Hey, remember how the ZiPS projections came out earlier this offseason and were surprisingly rosy on the Chicago Cubs for 2025? Well, that was cool, and now we have Baseball Prospectus’s PECOTA projections for the Cubs and they might be even rosier!
Look at the standings projection that just dropped today at BP for the NL Central and be amazed:
Moreover, since win total projections are probabilistic, that number is just the median mark. It can therefore be helpful to see the distribution of likely outcomes to really grasp what kinds of seasons are projected for the NL Central:
That’s not just a lead for the Cubs. It’s a blowout. A romp. The Cubs could hit their 25th percentile win total projection and STILL win the division more than half of the time in this model. That’s wild. That’s the sign of a team that PECOTA believes is head and shoulders better than the rest of the division.
That might not even be the wildest part, though.
Are ready for this?
The Cubs’ .559 mark is the THIRD HIGHEST PROJECTED WINNING PERCENTAGE IN ALL OF BASEBALL. Literally only the Braves (barely) and the Dodgers (obviously) come in higher.
What to even make of such a thing? Some of that is schedule-related no doubt, but the harsh edges of the unbalanced schedule have been massively sanded down the last few years. Maybe PECOTA wouldn’t actually identify the Cubs as the third best team in baseball if all schedules were exactly balanced, but it seems apparent that they’d be way up there. The projections on win totals – again, these are median projections – are so conservative across the board.
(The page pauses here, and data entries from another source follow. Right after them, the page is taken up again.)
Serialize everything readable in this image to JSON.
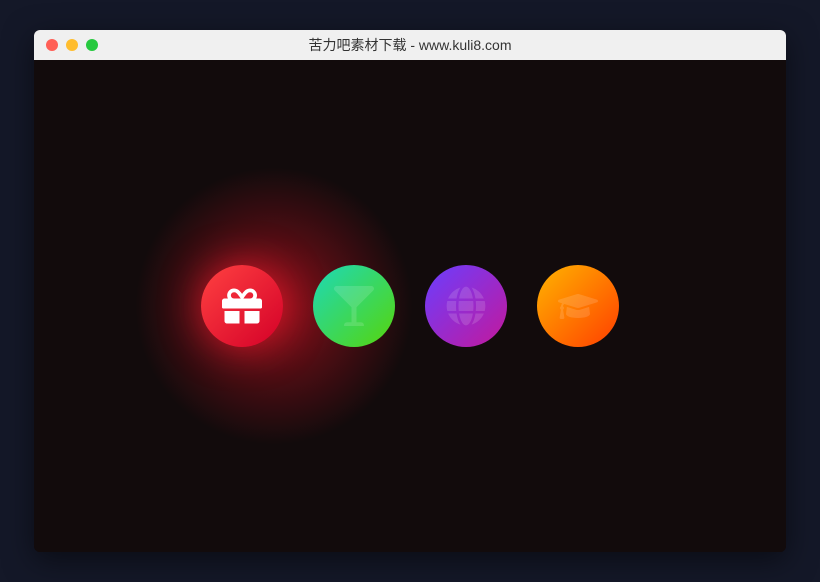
{
  "window": {
    "title": "苦力吧素材下载 - www.kuli8.com"
  },
  "trafficLights": {
    "close": "close",
    "minimize": "minimize",
    "maximize": "maximize"
  },
  "icons": [
    {
      "name": "gift-icon",
      "active": true
    },
    {
      "name": "cocktail-icon",
      "active": false
    },
    {
      "name": "globe-icon",
      "active": false
    },
    {
      "name": "graduation-cap-icon",
      "active": false
    }
  ]
}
Just those three teams are projected to win over 90 games, and only one more (the Yankees) gets to 90 wins if you round up.
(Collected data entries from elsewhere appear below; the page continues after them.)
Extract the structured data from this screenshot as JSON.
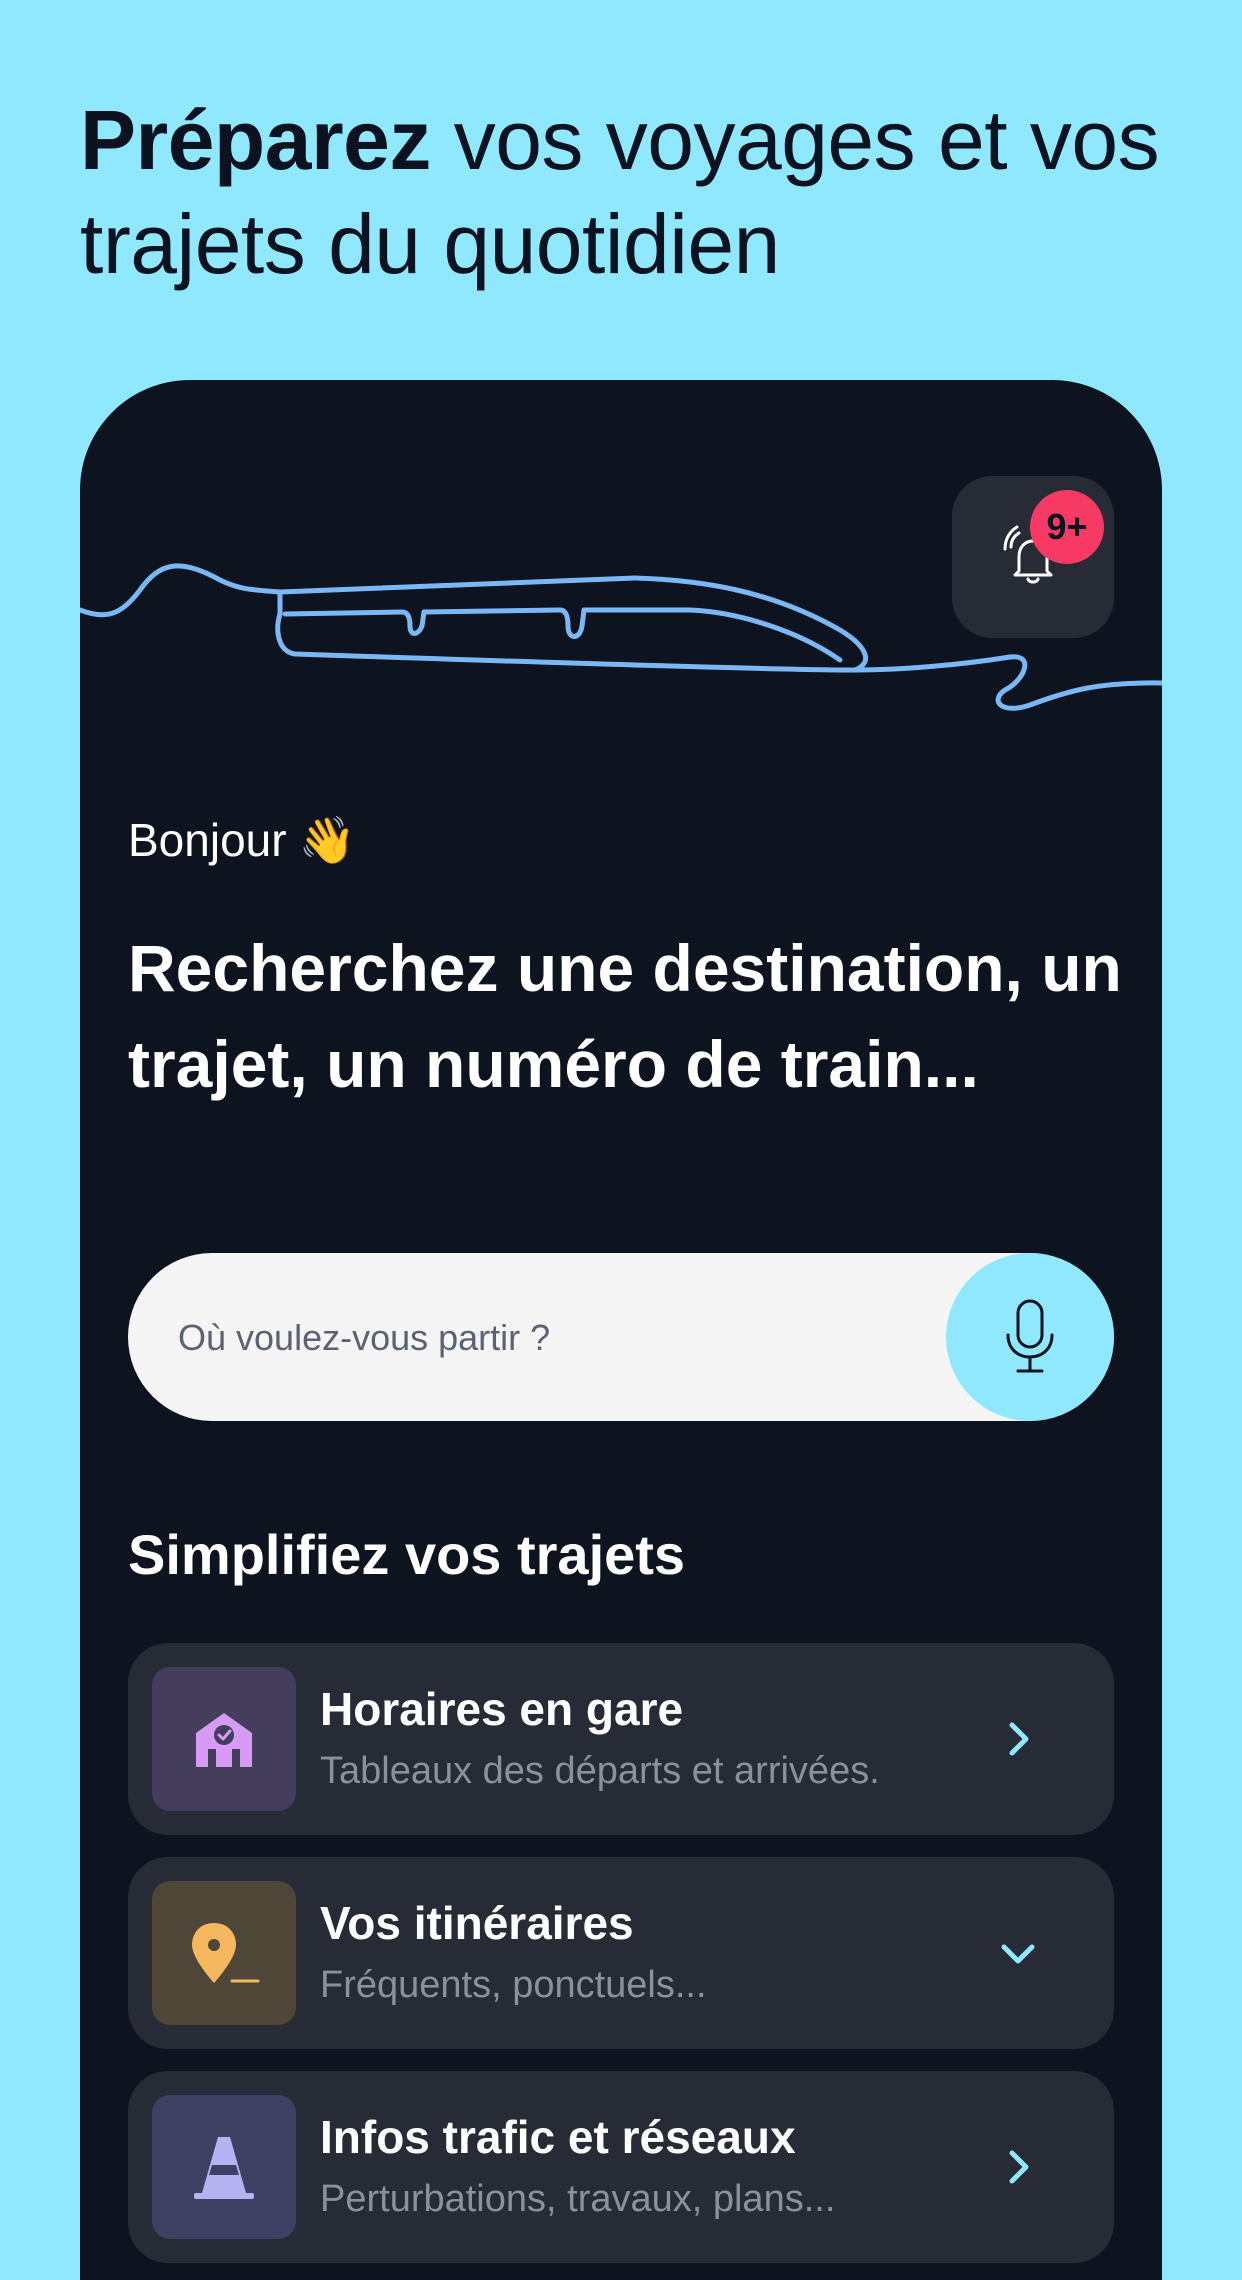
{
  "hero": {
    "title_strong": "Préparez",
    "title_rest": " vos voyages et vos trajets du quotidien"
  },
  "header": {
    "notification_badge": "9+"
  },
  "home": {
    "greeting": "Bonjour",
    "greeting_emoji": "👋",
    "headline": "Recherchez une destination, un trajet, un numéro de train..."
  },
  "search": {
    "placeholder": "Où voulez-vous partir ?",
    "value": ""
  },
  "section": {
    "title": "Simplifiez vos trajets"
  },
  "cards": [
    {
      "title": "Horaires en gare",
      "subtitle": "Tableaux des départs et arrivées.",
      "icon": "station-icon",
      "chevron": "right"
    },
    {
      "title": "Vos itinéraires",
      "subtitle": "Fréquents, ponctuels...",
      "icon": "location-pin-icon",
      "chevron": "down"
    },
    {
      "title": "Infos trafic et réseaux",
      "subtitle": "Perturbations, travaux, plans...",
      "icon": "traffic-cone-icon",
      "chevron": "right"
    }
  ],
  "colors": {
    "background": "#8fe8fe",
    "card_dark": "#0d131f",
    "tile": "#262b36",
    "accent": "#8fe8fe",
    "badge": "#f63a64",
    "line": "#7ab8f5",
    "station_icon": "#d69cf5",
    "station_icon_bg": "#443d5c",
    "pin_icon": "#f5b85e",
    "pin_icon_bg": "#4e4636",
    "cone_icon": "#b7b2f2",
    "cone_icon_bg": "#3e4163"
  }
}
We will have to dig in on the particulars here to see just where PECOTA finds the Cubs to be an outlier, but it’s not like this is a bad team. We know that part already, and we also have to remember that last year’s installment underperformed relative to its underlying numbers. They were probably a lot “better” than an 83-win team. So, even if you were to start there, and then you note some internal development from young players, the swap from Cody Bellinger to Kyle Tucker, the swap from Kyle Hendricks to Matthew Boyd (et al), the swap from Yan Gomes to Carson Kelly (underrated move!), a pretty fundamental overhaul of the bullpen, and the possible arrival of a guy like Matt Shaw (and the other talent at Iowa that fills in holes, rather than replacement-level (or worse) veterans) … it all adds up to an improved team that was probably decent to begin with.
That said, do I look at this roster, contemplate the rest of the league, and see a clear 90-win team? I do not. I think that OF COURSE this is a team that COULD win 90 games, with positive variance up from something like an 86/87-win true talent level. That’s what those distributions up there are all about. And I’ll root for that.
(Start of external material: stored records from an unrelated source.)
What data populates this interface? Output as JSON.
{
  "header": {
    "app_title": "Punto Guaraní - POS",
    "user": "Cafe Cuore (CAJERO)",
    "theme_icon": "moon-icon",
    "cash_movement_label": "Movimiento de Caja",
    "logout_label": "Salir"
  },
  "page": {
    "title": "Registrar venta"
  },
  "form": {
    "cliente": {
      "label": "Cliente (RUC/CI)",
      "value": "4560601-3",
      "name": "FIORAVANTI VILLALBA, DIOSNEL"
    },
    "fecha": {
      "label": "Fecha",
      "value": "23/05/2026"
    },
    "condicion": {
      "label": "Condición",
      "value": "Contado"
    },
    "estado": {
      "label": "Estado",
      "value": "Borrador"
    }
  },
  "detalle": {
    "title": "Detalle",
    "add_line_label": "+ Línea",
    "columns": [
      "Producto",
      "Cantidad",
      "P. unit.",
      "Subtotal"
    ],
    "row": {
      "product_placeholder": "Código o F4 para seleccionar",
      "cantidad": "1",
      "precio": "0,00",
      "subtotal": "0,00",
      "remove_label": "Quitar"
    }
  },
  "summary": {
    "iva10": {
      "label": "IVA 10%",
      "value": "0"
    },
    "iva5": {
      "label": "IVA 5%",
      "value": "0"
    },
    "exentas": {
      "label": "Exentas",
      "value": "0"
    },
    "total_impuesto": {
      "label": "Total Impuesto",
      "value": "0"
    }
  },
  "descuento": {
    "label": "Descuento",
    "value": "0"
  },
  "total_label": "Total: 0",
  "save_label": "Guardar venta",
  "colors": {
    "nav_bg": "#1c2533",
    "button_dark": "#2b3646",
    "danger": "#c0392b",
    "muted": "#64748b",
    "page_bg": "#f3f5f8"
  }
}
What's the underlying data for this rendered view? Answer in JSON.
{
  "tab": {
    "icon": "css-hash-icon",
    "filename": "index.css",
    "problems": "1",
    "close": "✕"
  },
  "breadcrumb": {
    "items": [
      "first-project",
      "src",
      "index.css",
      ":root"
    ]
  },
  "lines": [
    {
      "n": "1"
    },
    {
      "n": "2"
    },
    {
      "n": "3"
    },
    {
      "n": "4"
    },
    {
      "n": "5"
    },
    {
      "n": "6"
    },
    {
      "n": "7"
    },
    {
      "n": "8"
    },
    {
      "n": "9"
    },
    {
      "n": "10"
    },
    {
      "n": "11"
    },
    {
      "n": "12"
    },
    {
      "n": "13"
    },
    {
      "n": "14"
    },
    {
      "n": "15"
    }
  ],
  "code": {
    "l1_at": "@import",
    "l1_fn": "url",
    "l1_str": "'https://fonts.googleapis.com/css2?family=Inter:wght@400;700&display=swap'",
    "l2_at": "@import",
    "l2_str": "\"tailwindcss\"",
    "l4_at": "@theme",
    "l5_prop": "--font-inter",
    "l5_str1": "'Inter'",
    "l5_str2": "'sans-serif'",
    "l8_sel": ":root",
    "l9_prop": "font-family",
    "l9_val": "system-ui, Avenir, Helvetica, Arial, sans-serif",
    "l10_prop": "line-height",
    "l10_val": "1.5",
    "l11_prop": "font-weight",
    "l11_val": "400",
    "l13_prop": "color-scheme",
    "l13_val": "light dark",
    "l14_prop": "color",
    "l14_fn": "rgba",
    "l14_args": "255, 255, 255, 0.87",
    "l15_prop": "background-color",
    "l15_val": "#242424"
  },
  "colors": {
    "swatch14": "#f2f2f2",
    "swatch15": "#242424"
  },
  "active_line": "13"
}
I’m only saying that, while I am not a computer program, my own internal calculus is that the Cubs need to make another meaningful addition or two in order to get to that 90-win projection level.
Maybe that’s just latest pessimism creeping in, and we just don’t want to get emotionally burned. It appears that both PECOTA and ZiPS see the Cubs as much better right now on paper than many Cubs fans do. That’s certainly a good thing as we sit here on February 3.
Buuuuut maybe the Cubs should still go ahead and, at a minimum, make one more big move in the bullpen, mmkay?